4. Automatic Acceleration. Anything to the contrary in the foregoing notwithstanding, Awards granted under this Policy shall automatically vest in full and become exercisable: (a) immediately prior to a Change in Control; or (b) in the case of an individual Independent Director participant, upon the Qualified Retirement of the director from service as a director of the Company.

5. Treatment of Awards Granted Prior to Policy. Equity awards granted to an Independent Director prior to the effective date of this Policy pursuant to the terms of the Company’s 2001 Stock Option Plan (the “Prior Plan”) or otherwise shall automatically vest in full and become exercisable immediately prior to a Change in Control, notwithstanding anything to the contrary provided in the terms and conditions set forth in the Prior Plan or in any agreement evidencing the grant of the equity awards. Except as provided in this Section 5, equity awards granted prior to the effective date of this Policy shall otherwise continue to be subject to the provisions in effect as of the effective date of this Policy governing the terms and conditions of the awards that are set forth in the Prior Plan and/or in any agreement evidencing the grant of the awards.


6. Incorporation of Terms of Equity Plan.

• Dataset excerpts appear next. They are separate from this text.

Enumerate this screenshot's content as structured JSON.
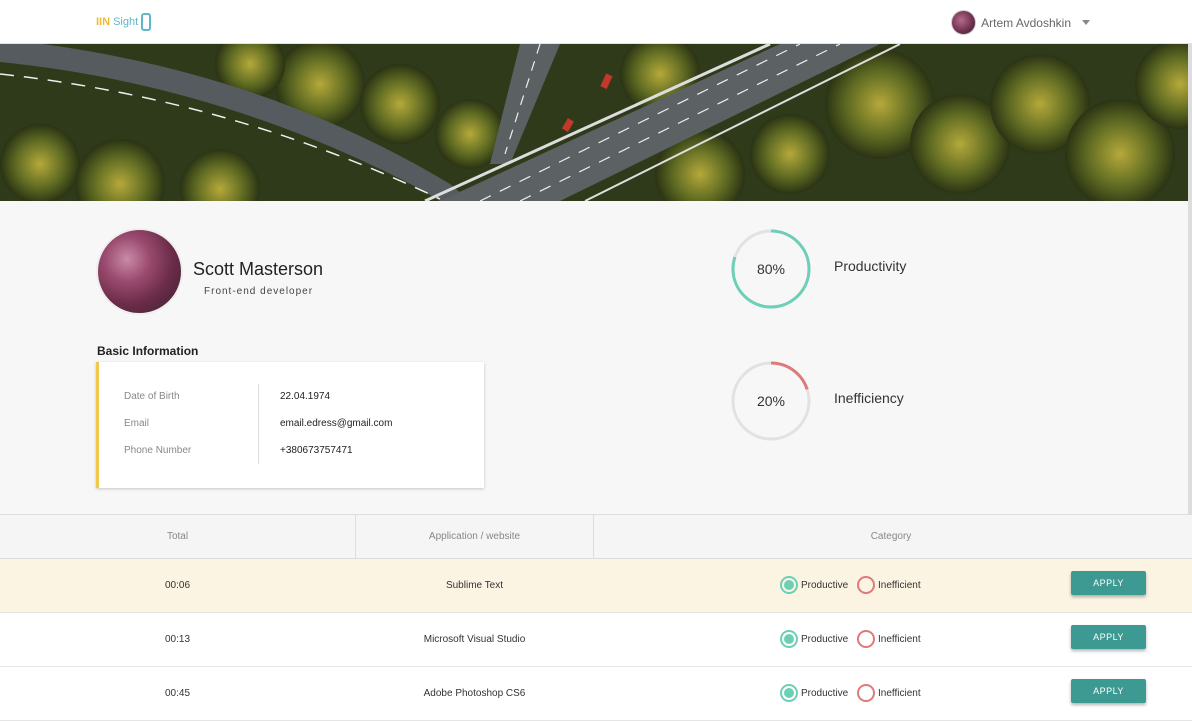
{
  "header": {
    "logo_text_a": "IIN",
    "logo_text_b": "Sight",
    "user_name": "Artem Avdoshkin"
  },
  "profile": {
    "name": "Scott Masterson",
    "role": "Front-end developer"
  },
  "basic_info": {
    "heading": "Basic Information",
    "rows": [
      {
        "label": "Date of Birth",
        "value": "22.04.1974"
      },
      {
        "label": "Email",
        "value": "email.edress@gmail.com"
      },
      {
        "label": "Phone Number",
        "value": "+380673757471"
      }
    ]
  },
  "stats": [
    {
      "value": "80%",
      "label": "Productivity",
      "fraction": 0.8,
      "color": "#6ccfb6"
    },
    {
      "value": "20%",
      "label": "Inefficiency",
      "fraction": 0.2,
      "color": "#e07a7a"
    }
  ],
  "table": {
    "headers": [
      "Total",
      "Application / website",
      "Category"
    ],
    "productive_label": "Productive",
    "inefficient_label": "Inefficient",
    "apply_label": "APPLY",
    "rows": [
      {
        "total": "00:06",
        "app": "Sublime Text"
      },
      {
        "total": "00:13",
        "app": "Microsoft Visual Studio"
      },
      {
        "total": "00:45",
        "app": "Adobe Photoshop CS6"
      }
    ]
  },
  "colors": {
    "accent_teal": "#3d9a92",
    "productive": "#6ccfb6",
    "inefficient": "#e07a7a",
    "card_border": "#f2c94c",
    "highlight_row": "#fcf4e3"
  }
}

All applicable terms of the Equity Plan apply to this Policy as if fully set forth herein except to the extent such other provisions are inconsistent with this Policy, and all grants of Awards hereby are subject in all respect to the terms of the Equity Plan.

7. Written Grant Agreement. The grant of any Award under this Policy shall be made solely by and subject to the terms set forth in a written agreement in a form to be approved by the Board (or a Committee thereof in accordance with the terms of the Equity Plan) and duly executed by an executive officer of the Company.

8. Policy Subject to Amendment, Modification and Termination. This Policy may be amended, modified or terminated by the Board or a Committee, in either case in the sole discretion of the Board or Committee, as applicable, at any time. No Independent Director shall have any rights hereunder unless and until an Award is actually granted.